A Christmas Night to Remember(40)
‘Only in as much as you own me,’ he said softly. ‘It works both ways. You gave me your love and so that’s mine—as my love is yours. The difference between us is that I trust you. I trust you with everything I am and everything I have. But you’re not there yet, are you? There’s still a question mark hanging over my head like the sword of Damocles. True trust involves commitment, becoming vulnerable, Dee. It can make you feel exposed and frightened. Oh, yes, it can. Don’t look at me like that. Do you think you’re the only one who’s scared rigid at the enormity of what true love and trust involves? But it’s worth it. In the long run, it’s worth it.’
She shook her head, unaware of the tears coursing down her face until he stepped forward and stroked the moisture away with his fingers. ‘It’s going to be okay,’ he reassured her very quietly, his eyes dark and steady. ‘You’re a good person and so am I. In fact I’m a great person. We’re destined to be together.’
It was so silly that she had to smile, as he’d meant her to. ‘I don’t want to hurt you,’ she whispered, in such a low voice he could barely hear her, ‘but better that now than later. This—us—it’s impossible, Zeke.’
He drew her over to the sofa, pushing her down and handing her a coffee made from the complementary tray left in the room. ‘This is your night.’ He put a biscuit in the saucer of her cup. ‘A night that laughs at the impossible. Only believe.’
That was just it. She couldn’t. Melody put the cup to her lips, not even noticing the milk was the long-life sort that she hated. She couldn’t believe any more.
CHAPTER NINE
THEY sipped their coffee in silence, eating the biscuits automatically. Melody didn’t want to talk and start the process of discussion again. There was nothing more to be said. She was so tired—not the physical, bone-weary kind she’d experienced earlier, but tired in her spirit. Arguments and counter-arguments—she had been going over them in her head for weeks alone in her hospital bed. There was nothing new Zeke could say that she hadn’t already considered. She was all reasoned out.
‘Let’s go and build a snowman.’
If Zeke had said Let’s take a trip to the moon tonight, Melody couldn’t have stared at him with more amazement. ‘What?’
‘A snowman.’ He pointed to the window. ‘The hotel has a tiny courtyard that the restaurant looks out on, with a tree and some bushes in it. We could build a snowman.’ He grinned at her. ‘Let’s live dangerously. What do you say?’
‘We couldn’t.’ She shook her head. ‘Everyone’s asleep. It’s probably locked. They wouldn’t allow us to do that.’

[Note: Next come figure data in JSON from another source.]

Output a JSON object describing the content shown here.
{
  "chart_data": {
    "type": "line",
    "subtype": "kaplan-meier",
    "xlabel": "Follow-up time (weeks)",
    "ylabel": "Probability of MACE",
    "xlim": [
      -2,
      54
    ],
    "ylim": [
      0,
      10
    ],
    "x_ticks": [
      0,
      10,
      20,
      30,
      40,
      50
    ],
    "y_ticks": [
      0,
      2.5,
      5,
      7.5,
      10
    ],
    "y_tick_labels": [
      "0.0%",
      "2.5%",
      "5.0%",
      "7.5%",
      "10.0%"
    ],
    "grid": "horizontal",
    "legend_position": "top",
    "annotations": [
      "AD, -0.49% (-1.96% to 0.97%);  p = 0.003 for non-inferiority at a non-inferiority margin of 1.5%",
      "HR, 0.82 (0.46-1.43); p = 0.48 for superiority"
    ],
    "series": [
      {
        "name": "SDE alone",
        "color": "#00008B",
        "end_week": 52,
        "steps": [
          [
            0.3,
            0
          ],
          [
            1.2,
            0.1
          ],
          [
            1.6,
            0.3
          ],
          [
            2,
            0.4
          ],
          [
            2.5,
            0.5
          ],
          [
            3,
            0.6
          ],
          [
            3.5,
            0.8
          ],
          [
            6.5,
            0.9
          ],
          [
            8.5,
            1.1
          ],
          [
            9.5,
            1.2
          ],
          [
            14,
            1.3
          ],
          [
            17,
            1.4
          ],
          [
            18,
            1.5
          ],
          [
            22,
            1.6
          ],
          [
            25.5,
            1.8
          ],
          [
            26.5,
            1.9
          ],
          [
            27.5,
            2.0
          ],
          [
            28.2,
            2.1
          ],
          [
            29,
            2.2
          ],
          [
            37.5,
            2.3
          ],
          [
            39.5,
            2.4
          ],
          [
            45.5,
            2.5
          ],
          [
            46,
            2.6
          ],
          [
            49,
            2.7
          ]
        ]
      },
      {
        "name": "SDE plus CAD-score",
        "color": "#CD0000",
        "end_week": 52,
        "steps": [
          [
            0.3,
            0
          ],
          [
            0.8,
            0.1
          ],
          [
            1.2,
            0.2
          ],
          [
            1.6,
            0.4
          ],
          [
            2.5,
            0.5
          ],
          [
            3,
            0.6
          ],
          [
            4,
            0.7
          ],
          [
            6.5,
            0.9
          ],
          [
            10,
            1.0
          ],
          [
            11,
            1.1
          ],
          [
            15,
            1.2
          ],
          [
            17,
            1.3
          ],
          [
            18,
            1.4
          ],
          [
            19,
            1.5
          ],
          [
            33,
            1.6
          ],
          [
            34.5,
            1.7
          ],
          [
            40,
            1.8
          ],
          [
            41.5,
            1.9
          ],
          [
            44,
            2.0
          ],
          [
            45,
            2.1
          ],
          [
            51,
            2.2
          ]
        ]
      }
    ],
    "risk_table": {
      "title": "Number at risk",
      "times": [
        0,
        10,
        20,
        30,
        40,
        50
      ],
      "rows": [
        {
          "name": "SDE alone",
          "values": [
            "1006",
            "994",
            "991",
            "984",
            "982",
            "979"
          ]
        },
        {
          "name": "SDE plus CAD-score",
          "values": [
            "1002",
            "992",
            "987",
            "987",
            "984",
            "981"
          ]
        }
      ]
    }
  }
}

‘There’ll be someone on Reception.’ He pulled her to her feet. ‘I fancy being out in the fresh air for a while.’
So did she. Months of being shut in the antiseptic confines of the hospital had been stifling. ‘They’ll think we’re mad.’
‘They’re entitled to their opinion.’ He bent his head and kissed her once, hard. ‘Get dressed in warm clothes. Unless…’ he paused as something occurred to him ‘…you’re too tired?’
He meant unless her legs were paining her, Melody thought. And they were, a little, but not half so much as they had in the hospital, when she’d had nothing to think about but how she felt. A feeling of recklessness took hold. ‘No, I’m not tired.’
‘Come on then. We’ll build our very own Frosty for posterity.’
‘I hate to remind you, but it’ll melt within days.’
‘Ah, but the memory won’t,’ he said, as they left the sitting room for their respective bedrooms. ‘And I for one happen to believe that all snowmen come alive the moment they’re alone. He’ll make the most of his short sojourn here.’
‘You’re crazy,’ she said, laughing. This was all very un-Zeke-like. ‘Absolutely crazy. Do you know that?’
‘No, just grateful.’ His voice was suddenly serious. ‘A few months back they were telling me to prepare myself for the worst on that first night they got you into hospital. That kind of experience has a way of making you sort out what’s important in life and what’s not. You think everything is under control, that you have the future mapped out in nice neat compartments, and then you realise it can change in a moment of time. We’re so fragile, us human beings. We break easily.’